Thursday, August 16, 2007

Jabber



Jabber is a pejorative term, a put-down. It is often said in contempt, referring to a dialect or a language that the hearer finds unintelligible, or to a message that he or she finds unacceptable. It showed up in print in 1499: “Iangelyn or iaberyn” [jangling or jabbering]. It is probably onomatopoeic, the word rising from an imitation of the perceived sound.

There are similar words, all of them basically defined as,” to speak rapidly and inarticulately; to chatter, talk nonsense.” [OED]
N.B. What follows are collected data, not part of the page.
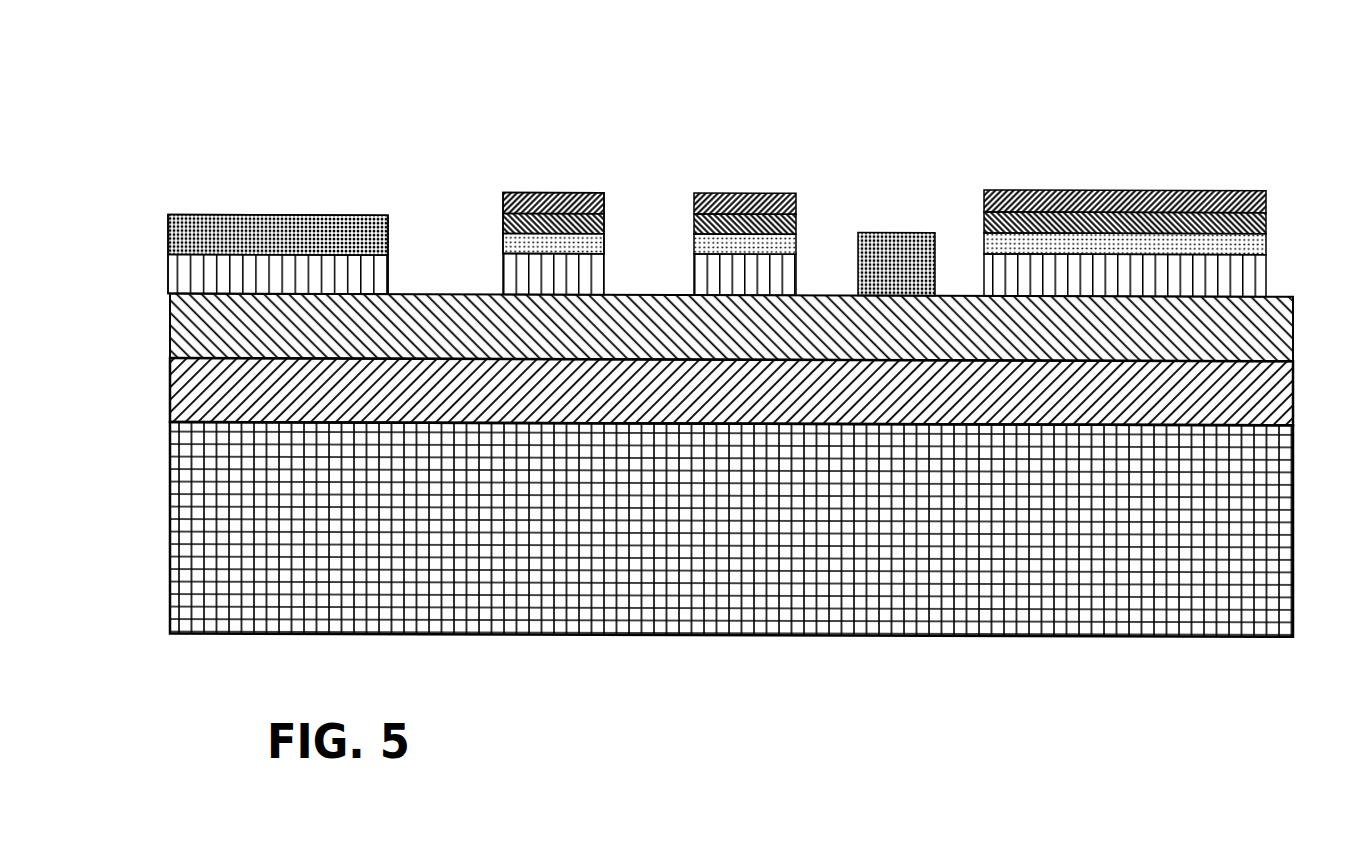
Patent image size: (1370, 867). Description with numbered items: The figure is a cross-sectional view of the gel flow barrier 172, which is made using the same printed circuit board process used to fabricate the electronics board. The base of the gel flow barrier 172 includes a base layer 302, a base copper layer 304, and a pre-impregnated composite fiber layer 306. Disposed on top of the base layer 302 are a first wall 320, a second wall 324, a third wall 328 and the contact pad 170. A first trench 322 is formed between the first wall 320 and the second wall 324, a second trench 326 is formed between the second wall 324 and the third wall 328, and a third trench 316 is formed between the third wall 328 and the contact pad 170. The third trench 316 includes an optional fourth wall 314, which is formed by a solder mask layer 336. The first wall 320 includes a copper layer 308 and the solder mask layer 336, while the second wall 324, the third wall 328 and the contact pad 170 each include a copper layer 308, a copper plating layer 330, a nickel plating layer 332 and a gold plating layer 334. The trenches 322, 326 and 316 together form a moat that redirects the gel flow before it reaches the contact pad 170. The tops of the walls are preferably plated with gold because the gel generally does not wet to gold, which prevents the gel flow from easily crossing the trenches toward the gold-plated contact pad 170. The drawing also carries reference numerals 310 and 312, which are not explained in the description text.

The contact pad 170 is at (1240, 172).
The gel flow barrier 172 is at (990, 102).
The base layer 302 is at (170, 523).
The base copper layer 304 is at (170, 407).
The pre-impregnated composite fiber layer 306 is at (170, 342).
The copper layer 308 is at (168, 275).
The first gate stack 310 is at (512, 195).
The second gate stack 312 is at (793, 194).
The fourth wall 314 is at (895, 230).
The third trench 316 is at (832, 267).
The first wall 320 is at (239, 236).
The first trench 322 is at (441, 270).
The second wall 324 is at (543, 190).
The second trench 326 is at (646, 269).
The third wall 328 is at (740, 191).
The copper plating layer 330 is at (502, 237).
The nickel plating layer 332 is at (502, 214).
The gold plating layer 334 is at (502, 197).
The solder mask layer 336 is at (168, 224).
• gibber: [1604, Shakespeare, Hamlet, I. i. 116 (Qo. 2) “The graves stood tenantlesse and the sheeted dead Did squeake and gibber in the Roman streets.”
• jibber: [1824, Scott, Redgauntlet, Lettter. xi “The jackanape . . . jibbered and cried as if it was mocking its master.”]
• gabble: [1577, Stanyhurst, Description of Irelland, i. 4 in Holinshed Chron. I. “He that dooth not perceyue, what is fitting or decent for euerye season, or gabbleth more then he hath commission to doe.”]
• gobbledygook: [1944, American Notes & Queries, Apr. 9/1. “Gobbledygook talk: Maury Maverick's name for the long high-sounding words of Washington's red-tape language.”]

The term jibber-jabber manages to combine two versions to produce industrial-strength onomatopoeia. [1922, A. Haddon, Green Room Gossip ix. 240. “The jibber-jabber was entertaining, not because the utterances were those of ordinary human beings, but because they were the voice of Shaw.”]

The famous version, of course, was jibba-jabba, a hallmark of the A-Team’s Mr. T.